Nutrients can also be pollutants. The "death" of some lakes has been clearly tied to the introduction of nutrients. The sequence typically is that too many nutrients produce too much algae. The algae die, decompose and strip the water of oxygen. The process occurs in lakes small and large. The consequence is that once-productive waters no longer produce fish, and the water may only be used for human consumption after expensive treatment.
Scientists are also learning that some of the algae that thrive under excessive-nutrient conditions produce toxins that kill animals and may make the water unusable for human use.
Eutrophication, fertilization, pollution - what's the difference?

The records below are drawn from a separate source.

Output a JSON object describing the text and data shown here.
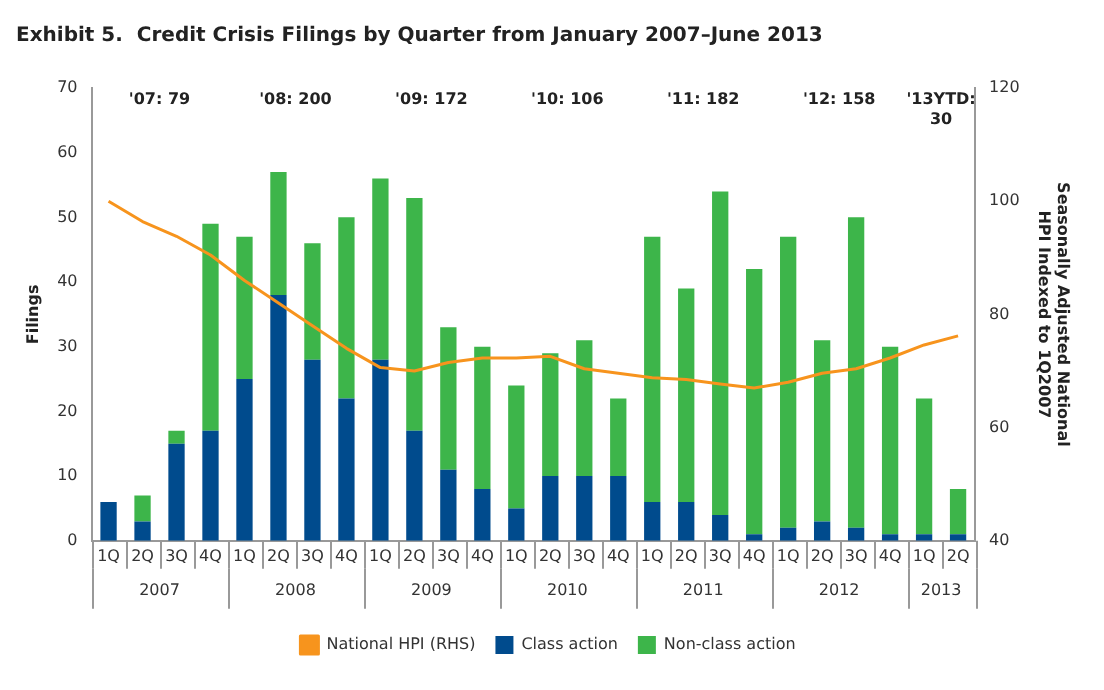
{
  "chart_data": {
    "type": "bar",
    "title": "Exhibit 5.  Credit Crisis Filings by Quarter from January 2007–June 2013",
    "ylabel": "Filings",
    "y2label": "Seasonally Adjusted National HPI Indexed to 1Q2007",
    "categories": [
      "1Q",
      "2Q",
      "3Q",
      "4Q",
      "1Q",
      "2Q",
      "3Q",
      "4Q",
      "1Q",
      "2Q",
      "3Q",
      "4Q",
      "1Q",
      "2Q",
      "3Q",
      "4Q",
      "1Q",
      "2Q",
      "3Q",
      "4Q",
      "1Q",
      "2Q",
      "3Q",
      "4Q",
      "1Q",
      "2Q"
    ],
    "stacked": true,
    "series": [
      {
        "name": "Class action",
        "color": "#004b8d",
        "values": [
          6,
          3,
          15,
          17,
          25,
          38,
          28,
          22,
          28,
          17,
          11,
          8,
          5,
          10,
          10,
          10,
          6,
          6,
          4,
          1,
          2,
          3,
          2,
          1,
          1,
          1
        ]
      },
      {
        "name": "Non-class action",
        "color": "#3db54a",
        "values": [
          0,
          4,
          2,
          32,
          22,
          19,
          18,
          28,
          28,
          36,
          22,
          22,
          19,
          19,
          21,
          12,
          41,
          33,
          50,
          41,
          45,
          28,
          48,
          29,
          21,
          7
        ]
      },
      {
        "name": "National HPI (RHS)",
        "type": "line",
        "axis": "y2",
        "color": "#f7941d",
        "marker": "none",
        "values": [
          100,
          96.4,
          93.8,
          90.5,
          86,
          82,
          78,
          74,
          70.6,
          70,
          71.5,
          72.3,
          72.3,
          72.6,
          70.4,
          69.6,
          68.8,
          68.5,
          67.7,
          67,
          68,
          69.6,
          70.4,
          72.3,
          74.6,
          76.2
        ]
      }
    ],
    "ylim": [
      0,
      70
    ],
    "yticks": [
      0,
      10,
      20,
      30,
      40,
      50,
      60,
      70
    ],
    "y2lim": [
      40,
      120
    ],
    "y2ticks": [
      40,
      60,
      80,
      100,
      120
    ],
    "grid": false,
    "legend": "bottom",
    "annotations": [
      "'07: 79",
      "'08: 200",
      "'09: 172",
      "'10: 106",
      "'11: 182",
      "'12: 158",
      "'13YTD: 30",
      "2007",
      "2008",
      "2009",
      "2010",
      "2011",
      "2012",
      "2013"
    ]
  }
}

Eutrophication, fertilization and pollution all involve adding nutrients to a water body. Quite simply, the difference is the rate of nutrient additions and the ability of the ecosystem to assimilate and process the nutrients. This is a vital ecological service provided by aquatic ecosystems.
Nutrients added at natural rates or carefully added by humans at desirable rates can be beneficial. Nutrients added in excess of what the aquatic ecosystem can process and assimilate cause ecosystem meltdown and the loss of ecological services, like water to drink and fish to catch.
Altered ecosystems, altered ecological services
Healthy ecosystems provide a full realm of ecological services, but altering ecosystems can change how they function and the services they provide. The alteration may change habitat, such as changing the flow in streams by dams or water withdrawal, changing the timing and duration of water on the floodplain of the Mississippi River, drastic fluctuations in reservoir water levels or draining or isolation of wetlands. Removing or replacing one or more species of plant or animal can disrupt the food web and the flow of energy through the ecosystem. At some point, the ecosystem begins to fail, and ecological services are lost.
Is the loss of a species, such as a snail darter or a pallid sturgeon, only a political weapon or a miner's canary that warns of an ecosystem losing its ability to provide essential ecosystem services?
Is the rapid expansion of Asian carp simply because they produce a lot of progeny or could it be that habitat changes have simultaneously created conditions conducive to these fish proliferating while at the same time suppressing predators that potentially could control their numbers?
The evidence is rapidly mounting that activities on the watershed affect processes in the water. Can eroding soils that lead to turbid water and sedimentation directly or indirectly, via changes in the food web, suppress game fish and favor less desirable fish?
If you think about ecological services, you quickly come to the conclusion of how vital they are, not only to anglers, but to all people whether they venture onto the water or not. What we do know about ecological services is that they are the product of healthy ecosystems, and ecosytems are more easily and economically conserved than restored - if restoration is possible.